“As if it were attempting to sea the leakage of ‘reality’ from the factory of fantasy, Hollywood resorted to every possible means to eradicate the voices of labor. It ranged from an outright violent repression- deploying thugs, private police, and the (social) department (in case of Warner Brothers)- to the use of collaborative unions, and, most significantly, the rhetoric of ‘anti-communism’” (page 75).
While it is important to look at the lack of representation in films when it comes to oppressed people it is also important to look at the representations that do exist, especially when there is an overlapping theme among those who portray characters. On page 74 there is a quote on motion pictures being silent propaganda; a visual stimulant that one subconsciously takes with them past the time the screen is turned off. I once heard that Leave it to Beaver‘s June Cleaver was meant to show women who had “forgotten their place” outside of the home post-WWII how incredible the pumps-and-pearls lifestyle was. It was meant to remind them how glorious it was to be a stay-at-home mother and wife. Of course, the “them” that was being reminded of this American dream were not those who had already found the dream one they weren’t allowed to experience in waking life. Looking back, we can clearly see how the absence of opportunity and representation for women of color was exhibited through a women meant to represent only the white, middle-class family. And, in this representation the propaganda for who was middle-class, who was pumps-and-pearls, an who was the all American wife was obvious.

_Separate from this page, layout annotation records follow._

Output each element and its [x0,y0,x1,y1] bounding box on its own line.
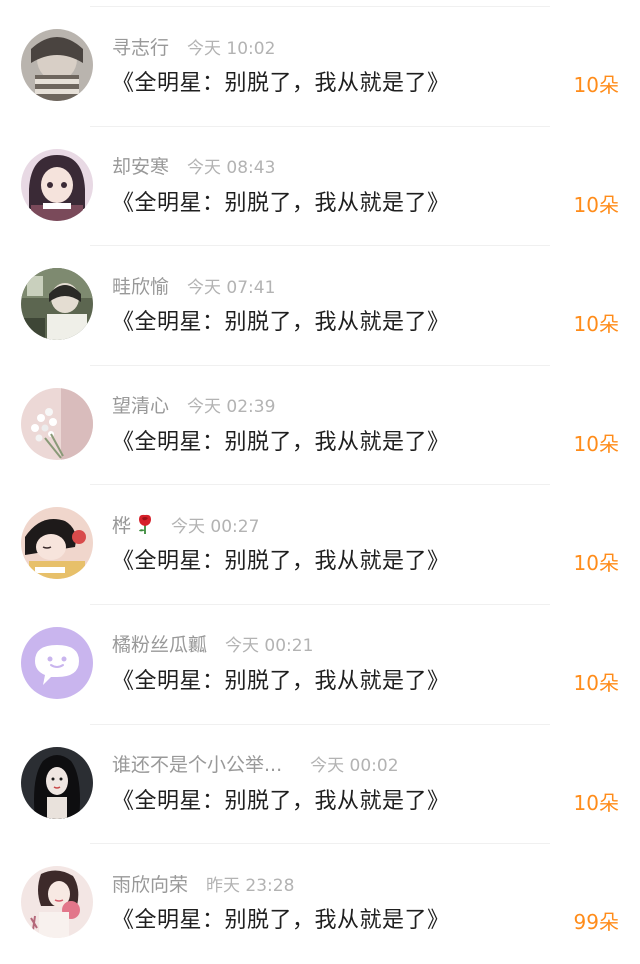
flower-count: 10朵 [573,790,619,815]
avatar-image [21,268,93,341]
username-text: 橘粉丝瓜瓤 [112,634,208,657]
flower-count: 10朵 [573,670,619,695]
username[interactable]: 却安寒 [112,152,169,179]
avatar[interactable] [21,29,93,101]
row-meta: 寻志行 今天 10:02 [112,31,275,61]
flower-count: 10朵 [573,73,619,97]
timestamp: 今天 02:39 [187,397,276,418]
timestamp: 今天 00:21 [225,636,314,657]
book-title[interactable]: 《全明星：别脱了，我从就是了》 [112,543,450,575]
username[interactable]: 雨欣向荣 [112,870,188,897]
username[interactable]: 畦欣愉 [112,272,169,299]
avatar[interactable] [21,148,93,221]
timestamp: 昨天 23:28 [206,875,295,896]
book-title[interactable]: 《全明星：别脱了，我从就是了》 [112,424,450,456]
avatar-image [21,29,93,101]
username[interactable]: 橘粉丝瓜瓤 [112,630,207,657]
flower-count: 10朵 [573,551,619,576]
username-text: 望清心 [112,395,170,418]
chat-bubble-icon [21,626,93,699]
book-title[interactable]: 《全明星：别脱了，我从就是了》 [112,65,450,97]
username-text: 谁还不是个小公举... [112,754,283,777]
list-item[interactable]: 却安寒 今天 08:43 《全明星：别脱了，我从就是了》 10朵 [0,127,640,247]
list-item[interactable]: 桦 今天 00:27 《全明星：别脱了，我从就是了》 10朵 [0,485,640,605]
avatar-image [21,746,93,819]
timestamp: 今天 10:02 [187,38,276,59]
username-text: 畦欣愉 [112,275,170,298]
timestamp: 今天 08:43 [187,158,276,179]
username[interactable]: 谁还不是个小公举... [112,750,282,777]
row-meta: 畦欣愉 今天 07:41 [112,270,275,300]
list-item[interactable]: 雨欣向荣 昨天 23:28 《全明星：别脱了，我从就是了》 99朵 [0,844,640,964]
list-item[interactable]: 谁还不是个小公举... 今天 00:02 《全明星：别脱了，我从就是了》 10朵 [0,725,640,845]
flower-count: 10朵 [573,192,619,217]
book-title[interactable]: 《全明星：别脱了，我从就是了》 [112,663,450,695]
username-text: 雨欣向荣 [112,873,189,896]
username[interactable]: 桦 [112,511,155,538]
row-meta: 桦 今天 00:27 [112,509,259,539]
list-item[interactable]: 橘粉丝瓜瓤 今天 00:21 《全明星：别脱了，我从就是了》 10朵 [0,605,640,725]
flower-list: 寻志行 今天 10:02 《全明星：别脱了，我从就是了》 10朵 却安寒 今天 … [0,7,640,964]
list-item[interactable]: 畦欣愉 今天 07:41 《全明星：别脱了，我从就是了》 10朵 [0,246,640,366]
avatar[interactable] [21,387,93,460]
username-text: 桦 [112,514,132,537]
avatar-image [21,866,93,939]
book-title[interactable]: 《全明星：别脱了，我从就是了》 [112,185,450,217]
avatar-image [21,387,93,460]
book-title[interactable]: 《全明星：别脱了，我从就是了》 [112,902,450,934]
row-meta: 雨欣向荣 昨天 23:28 [112,868,294,898]
avatar-image [21,507,93,580]
row-meta: 望清心 今天 02:39 [112,390,275,420]
username[interactable]: 寻志行 [112,33,169,60]
avatar-image [21,148,93,221]
avatar[interactable] [21,626,93,699]
book-title[interactable]: 《全明星：别脱了，我从就是了》 [112,783,450,815]
avatar[interactable] [21,507,93,580]
username-text: 却安寒 [112,156,170,179]
timestamp: 今天 00:27 [171,516,260,537]
flower-count: 10朵 [573,431,619,456]
avatar[interactable] [21,746,93,819]
book-title[interactable]: 《全明星：别脱了，我从就是了》 [112,304,450,336]
flower-count: 10朵 [573,312,619,337]
row-meta: 橘粉丝瓜瓤 今天 00:21 [112,629,313,659]
rose-icon [139,515,152,535]
row-meta: 却安寒 今天 08:43 [112,151,275,181]
timestamp: 今天 00:02 [310,756,399,777]
username[interactable]: 望清心 [112,391,169,418]
username-text: 寻志行 [112,36,170,59]
flower-count: 99朵 [573,910,619,935]
avatar[interactable] [21,866,93,939]
list-item[interactable]: 望清心 今天 02:39 《全明星：别脱了，我从就是了》 10朵 [0,366,640,486]
avatar[interactable] [21,268,93,341]
row-meta: 谁还不是个小公举... 今天 00:02 [112,749,399,779]
timestamp: 今天 07:41 [187,277,276,298]
list-item[interactable]: 寻志行 今天 10:02 《全明星：别脱了，我从就是了》 10朵 [0,7,640,127]
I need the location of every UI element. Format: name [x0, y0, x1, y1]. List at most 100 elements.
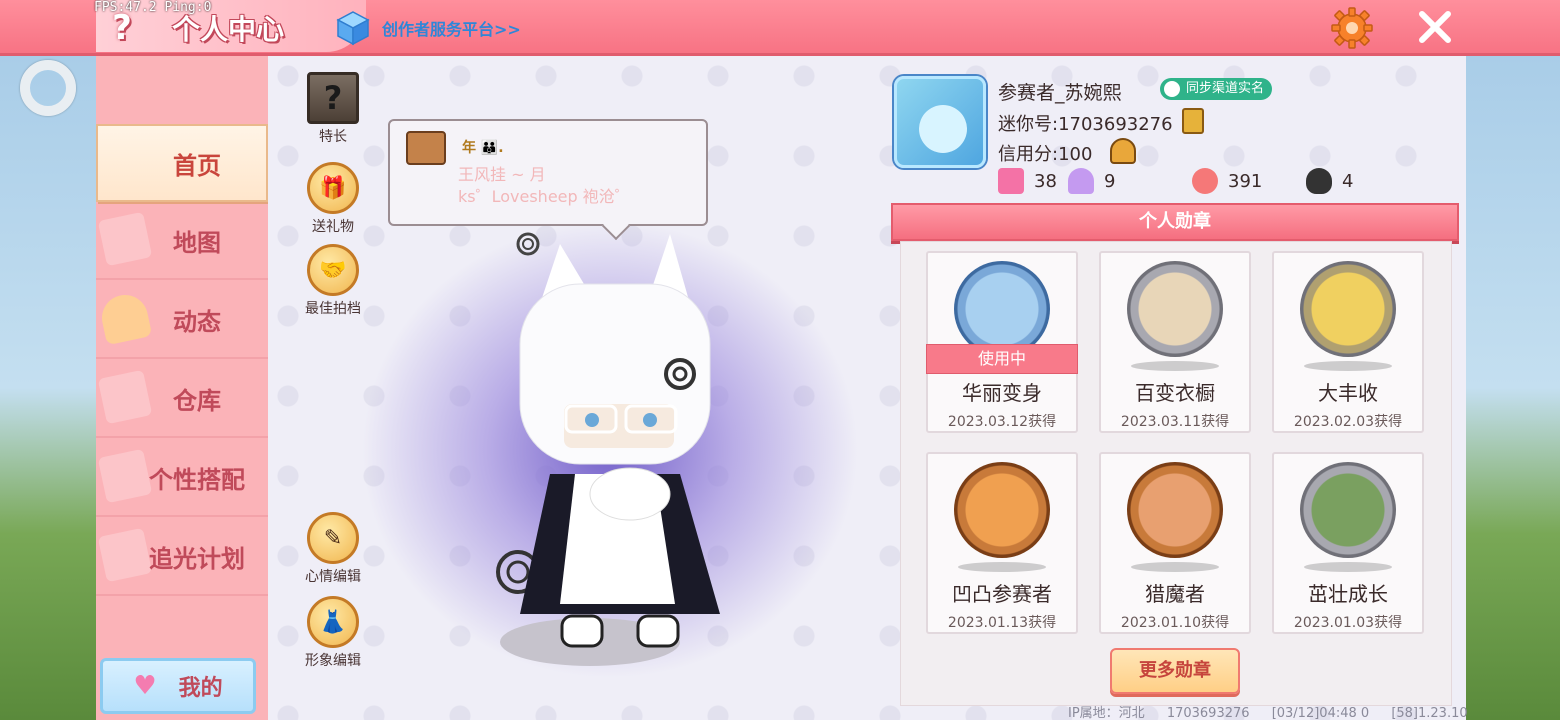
gift-icon: 🎁 — [307, 162, 359, 214]
pink-star-card-icon — [998, 168, 1024, 194]
sidebar: 首页 地图 动态 仓库 个性搭配 追光计划 — [96, 56, 268, 720]
stat-popularity[interactable]: 391 — [1192, 168, 1262, 194]
image-edit-button[interactable]: 👗 形象编辑 — [288, 596, 378, 670]
medal-icon — [1127, 462, 1223, 558]
ip-location: IP属地：河北 — [1068, 706, 1145, 720]
fire-icon — [1192, 168, 1218, 194]
medal-shadow — [1131, 361, 1219, 371]
sidebar-item-feed[interactable]: 动态 — [96, 281, 268, 359]
profile-name: 参赛者_苏婉熙 — [998, 82, 1122, 104]
my-button[interactable]: ♥ 我的 — [100, 658, 256, 714]
medal-date: 2023.01.03获得 — [1293, 615, 1403, 631]
sidebar-item-label: 首页 — [173, 151, 221, 180]
medal-date: 2023.03.11获得 — [1120, 414, 1230, 430]
medal-shadow — [958, 562, 1046, 572]
stat-trophies[interactable]: 9 — [1068, 168, 1115, 194]
image-edit-label: 形象编辑 — [305, 653, 361, 669]
best-partner-button[interactable]: 🤝 最佳拍档 — [288, 244, 378, 318]
floating-circle-button[interactable] — [20, 60, 76, 116]
question-block-icon: ? — [307, 72, 359, 124]
stat-value: 4 — [1342, 170, 1354, 192]
medal-name: 百变衣橱 — [1135, 381, 1215, 405]
medal-icon — [954, 261, 1050, 357]
mood-speech-bubble: 年 👪. 王风挂 ~ 月 ks゜Lovesheep 袍沧゜ — [388, 119, 708, 226]
sidebar-item-label: 地图 — [173, 228, 221, 257]
medal-shadow — [1131, 562, 1219, 572]
game-world-left — [0, 56, 96, 720]
medal-date: 2023.02.03获得 — [1293, 414, 1403, 430]
credit-score: 信用分:100 — [998, 144, 1093, 165]
medal-card[interactable]: 百变衣橱 2023.03.11获得 — [1099, 251, 1251, 433]
stat-value: 391 — [1228, 170, 1263, 192]
profile-avatar[interactable] — [894, 76, 986, 168]
heart-icon: ♥ — [133, 671, 157, 701]
medal-icon — [954, 462, 1050, 558]
medal-date: 2023.01.10获得 — [1120, 615, 1230, 631]
footer-info: IP属地：河北 1703693276 [03/12]04:48 0 [58]1.… — [1068, 702, 1486, 720]
copy-icon[interactable] — [1182, 108, 1204, 134]
sidebar-item-label: 个性搭配 — [149, 465, 245, 494]
medal-card[interactable]: 凹凸参赛者 2023.01.13获得 — [926, 452, 1078, 634]
stat-value: 9 — [1104, 170, 1116, 192]
sidebar-item-map[interactable]: 地图 — [96, 202, 268, 280]
my-button-label: 我的 — [178, 676, 223, 701]
stat-value: 38 — [1034, 170, 1057, 192]
speech-line-1: 王风挂 ~ 月 — [458, 165, 546, 184]
trophy-icon — [1068, 168, 1094, 194]
medal-name: 凹凸参赛者 — [952, 582, 1052, 606]
sidebar-item-home[interactable]: 首页 — [96, 124, 268, 202]
speech-badge: 年 👪. — [462, 140, 504, 156]
medal-date: 2023.03.12获得 — [947, 414, 1057, 430]
speech-line-2: ks゜Lovesheep 袍沧゜ — [458, 187, 631, 206]
medal-shadow — [1304, 361, 1392, 371]
sync-realname-badge[interactable]: 同步渠道实名 — [1160, 78, 1273, 100]
footer-version: [58]1.23.10 — [1391, 706, 1468, 720]
medal-name: 猎魔者 — [1145, 582, 1205, 606]
handshake-icon: 🤝 — [307, 244, 359, 296]
header-bar: ? 个人中心 创作者服务平台>> — [0, 0, 1560, 56]
in-use-badge: 使用中 — [926, 344, 1078, 374]
medal-card[interactable]: 茁壮成长 2023.01.03获得 — [1272, 452, 1424, 634]
specialty-label: 特长 — [319, 129, 347, 145]
credit-info-icon[interactable] — [1110, 138, 1136, 164]
medal-shadow — [1304, 562, 1392, 572]
sidebar-item-label: 动态 — [173, 307, 221, 336]
sidebar-item-chase-light[interactable]: 追光计划 — [96, 518, 268, 596]
medal-card[interactable]: 使用中 华丽变身 2023.03.12获得 — [926, 251, 1078, 433]
mini-id: 迷你号:1703693276 — [998, 114, 1173, 135]
mood-edit-button[interactable]: ✎ 心情编辑 — [288, 512, 378, 586]
fps-readout: FPS:47.2 Ping:0 — [94, 0, 212, 15]
specialty-button[interactable]: ? 特长 — [288, 72, 378, 146]
game-world-right — [1464, 56, 1560, 720]
player-avatar[interactable] — [480, 224, 740, 674]
sidebar-item-outfit[interactable]: 个性搭配 — [96, 439, 268, 517]
best-partner-label: 最佳拍档 — [305, 301, 361, 317]
send-gift-button[interactable]: 🎁 送礼物 — [288, 162, 378, 236]
medal-date: 2023.01.13获得 — [947, 615, 1057, 631]
stat-cards[interactable]: 38 — [998, 168, 1057, 194]
medal-card[interactable]: 大丰收 2023.02.03获得 — [1272, 251, 1424, 433]
stat-likes[interactable]: 4 — [1306, 168, 1353, 194]
edit-icon: ✎ — [307, 512, 359, 564]
creator-platform-link[interactable]: 创作者服务平台>> — [382, 16, 521, 40]
medal-section-header: 个人勋章 — [891, 203, 1459, 241]
medal-name: 华丽变身 — [962, 381, 1042, 405]
medal-card[interactable]: 猎魔者 2023.01.10获得 — [1099, 452, 1251, 634]
sidebar-item-warehouse[interactable]: 仓库 — [96, 360, 268, 438]
outfit-edit-icon: 👗 — [307, 596, 359, 648]
more-medals-button[interactable]: 更多勋章 — [1110, 648, 1240, 694]
heart-icon — [1306, 168, 1332, 194]
footer-time: [03/12]04:48 0 — [1271, 706, 1370, 720]
medal-icon — [1300, 261, 1396, 357]
medal-name: 大丰收 — [1318, 381, 1378, 405]
avatar-face — [919, 105, 967, 153]
emoji-face-icon — [406, 131, 446, 165]
medal-icon — [1127, 261, 1223, 357]
footer-uid: 1703693276 — [1166, 706, 1250, 720]
gear-icon[interactable] — [1330, 6, 1374, 50]
cube-icon[interactable] — [336, 10, 370, 46]
close-icon[interactable] — [1416, 8, 1454, 46]
mood-edit-label: 心情编辑 — [305, 569, 361, 585]
sidebar-item-label: 追光计划 — [149, 544, 245, 573]
send-gift-label: 送礼物 — [312, 219, 354, 235]
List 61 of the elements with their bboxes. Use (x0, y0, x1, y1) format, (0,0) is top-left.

It is through this form of representation that stereotypes and type-casting becomes problematic. On page 104, Kato describes how the extras for what seems to be the “bad guy’s posse” were contrived of Chinese addicts without housing in Hong Kong. Not only does this give us a view on how people treat those with addictions (immediate villains)and in poverty but it creates this face-to-the-lifestyle sort of propaganda. Our subconscious remembers the bad guy from on screen and moves that image out of Hollywood. And as discussed through pages 100-104, there is a large amount of concealing the reality of those images that goes into the production of the film. No one wants to see the green screen, and that is understandable, but it’s the “Disneyland myth” in terms of labor that proves to have the negative impacts; “[...]where the trace of labor, not to mention of resistance, is completely erased in the final product” (page 104). The viewer begins to become disassociated with the labor that is necessary for the product and this issue expands into clothing and food production (among others).
However, there remains to be activism through alternative methods . I looked into this when researching the art that came from the American Japanese Internment Camps during World War II and found that by discrediting resistance that does not fit the common definition, we are erasing both the voice and the courage that came through the art. On pages 89 and 108, we are given examples of how Hendrix and Lee (respectively) used their power as pop culture icon and their art to fight back as activists.